The great thing about this book is that it focuses on the kinds of experiences and observations that all of us will have when we venture out into the Alps, the Pyrenees or the Himalaya. In that sense there is nothing out of the ordinary here but of course, as all mountain goers know, everyday in the hills is a chance to experience the extraordinary. This is a quietly inspirational book, I say quietly because it inspire us all to get out and do things that we are all capable of doing!
In ‘A Walk in the Clouds’ Kev tells us that he never set out to become a guidebook and outdoor writer. Things just happened and opportunities arrived out of the blue that he simply took advantage of. You can see that Kev is a genuinely modest man but reading this book I’ve realised what makes him so special. Kev’s art is this quiet and gentle ability to inspire us all to do that little bit more and to unlock just a little bit more the potential within. Whenever I have chatted to Kev he has always quietly encouraged me to explore somewhere new or to return again to the Pyrenees (and provide him with even more up to date intelligence of conditions on the ground). I always go away from an encounter with Kev beginning to plan a new adventure in my head. Reading this book has given me the same experience.

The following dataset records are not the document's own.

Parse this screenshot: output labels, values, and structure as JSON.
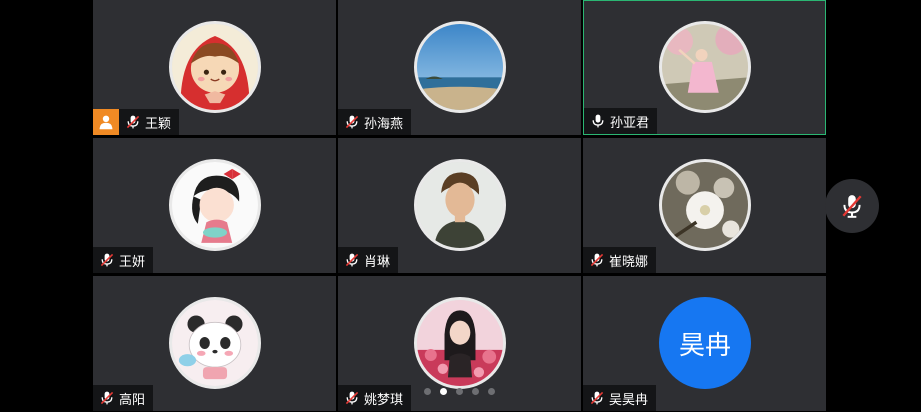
{
  "participants": [
    {
      "name": "王颖",
      "mic": "muted",
      "host": true,
      "avatar": "cartoon-red-hood-girl-icon"
    },
    {
      "name": "孙海燕",
      "mic": "muted",
      "avatar": "beach-sky-photo"
    },
    {
      "name": "孙亚君",
      "mic": "on",
      "active": true,
      "avatar": "pink-dress-blossom-photo"
    },
    {
      "name": "王妍",
      "mic": "muted",
      "avatar": "cartoon-girl-bow-icon"
    },
    {
      "name": "肖琳",
      "mic": "muted",
      "avatar": "young-man-portrait-photo"
    },
    {
      "name": "崔晓娜",
      "mic": "muted",
      "avatar": "white-blossom-photo"
    },
    {
      "name": "高阳",
      "mic": "muted",
      "avatar": "cartoon-panda-bear-icon"
    },
    {
      "name": "姚梦琪",
      "mic": "muted",
      "avatar": "girl-with-flowers-photo"
    },
    {
      "name": "吴昊冉",
      "mic": "muted",
      "avatar_text": "昊冉"
    }
  ],
  "pagination": {
    "pages": 5,
    "current": 2
  },
  "colors": {
    "tile_bg": "#2e2f33",
    "active_border": "#2bb673",
    "mute_red": "#e53935",
    "host_orange": "#f08a24",
    "letter_avatar_blue": "#1677f2"
  },
  "floating_button": {
    "icon": "mic-muted-icon"
  }
}
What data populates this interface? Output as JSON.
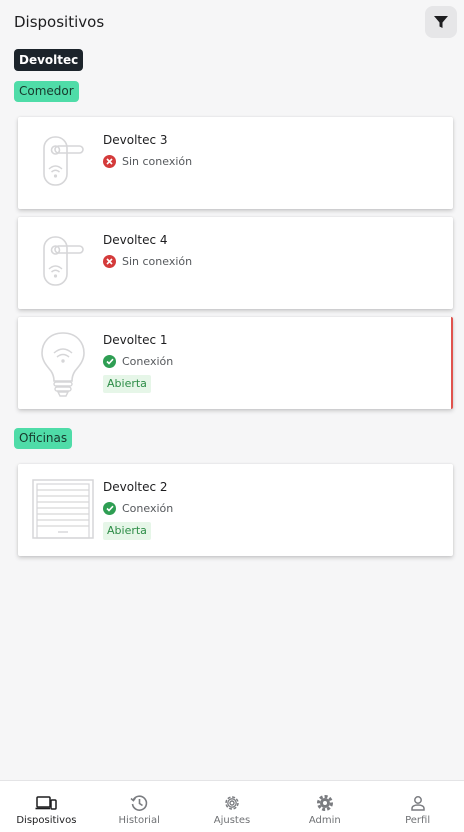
{
  "header": {
    "title": "Dispositivos",
    "filter_icon": "filter-icon"
  },
  "brand": "Devoltec",
  "groups": [
    {
      "label": "Comedor",
      "devices": [
        {
          "name": "Devoltec 3",
          "icon": "door-handle-icon",
          "status": "Sin conexión",
          "status_type": "error"
        },
        {
          "name": "Devoltec 4",
          "icon": "door-handle-icon",
          "status": "Sin conexión",
          "status_type": "error"
        },
        {
          "name": "Devoltec 1",
          "icon": "bulb-icon",
          "status": "Conexión",
          "status_type": "ok",
          "state": "Abierta"
        }
      ]
    },
    {
      "label": "Oficinas",
      "devices": [
        {
          "name": "Devoltec 2",
          "icon": "garage-door-icon",
          "status": "Conexión",
          "status_type": "ok",
          "state": "Abierta"
        }
      ]
    }
  ],
  "nav": [
    {
      "label": "Dispositivos",
      "icon": "devices-icon",
      "active": true
    },
    {
      "label": "Historial",
      "icon": "history-icon"
    },
    {
      "label": "Ajustes",
      "icon": "settings-icon"
    },
    {
      "label": "Admin",
      "icon": "admin-gear-icon"
    },
    {
      "label": "Perfil",
      "icon": "profile-icon"
    }
  ],
  "colors": {
    "accent": "#4fdca8",
    "dark": "#1c242b",
    "error": "#d43b3b",
    "ok": "#2e9e53",
    "selected_border": "#e0534e"
  }
}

Anyone who has used one of Kev’s guidebooks will delight in this collection of memories and mountain stories. If you don’t know Kev’s work you’ll still find this delightful and I would be amazed if you then don’t find yourself buying one of his guides and quickly planning to follow in his footsteps. And all readers — like me — will surely be heartened by Kev’s closing remarks that make it clear that there are yet more of these memories to be set down.
Kev’s inspirational cajoling continues until the very last paragraphs of the book:
“… all who go to the mountains have abundant opportunities to gather a harvest of memories worth reliving. Happily there’s no need to be a top-grade climber tackling the latest major vertical challenge, nor even to trek the longest or toughest routes, for with an eye for beauty and the ability to absorb the wonders of the world you, enrichment comes from simply being there.”
“I hope this message comes across in some of these stories in this book and will inspire you to gather a harvest of experiences and memory to underline the truth that life is a gift to be treasured and not wasted on ‘if only …’
Well, Kev, the message has certainly come across in this book. Even in the final paragraph you have inspired me to think afresh of many of the experiences I have had when travelling. You have given me the inspiration to explore new pastures of writing myself.
This is truly a wonderful gem of a book. With A Walk in the Clouds Cicerone have developed yet another dimension to their publishing and log may this spirit of experiment continue. I hope that a further collection of Kev’s writings will find its way into the future catalogue.
Go and buy this book for you will understand what is truly great about my friend Kev — at the end of these 200 pages he will be your friend as well!
Available now in book form, electronic versions following shortly.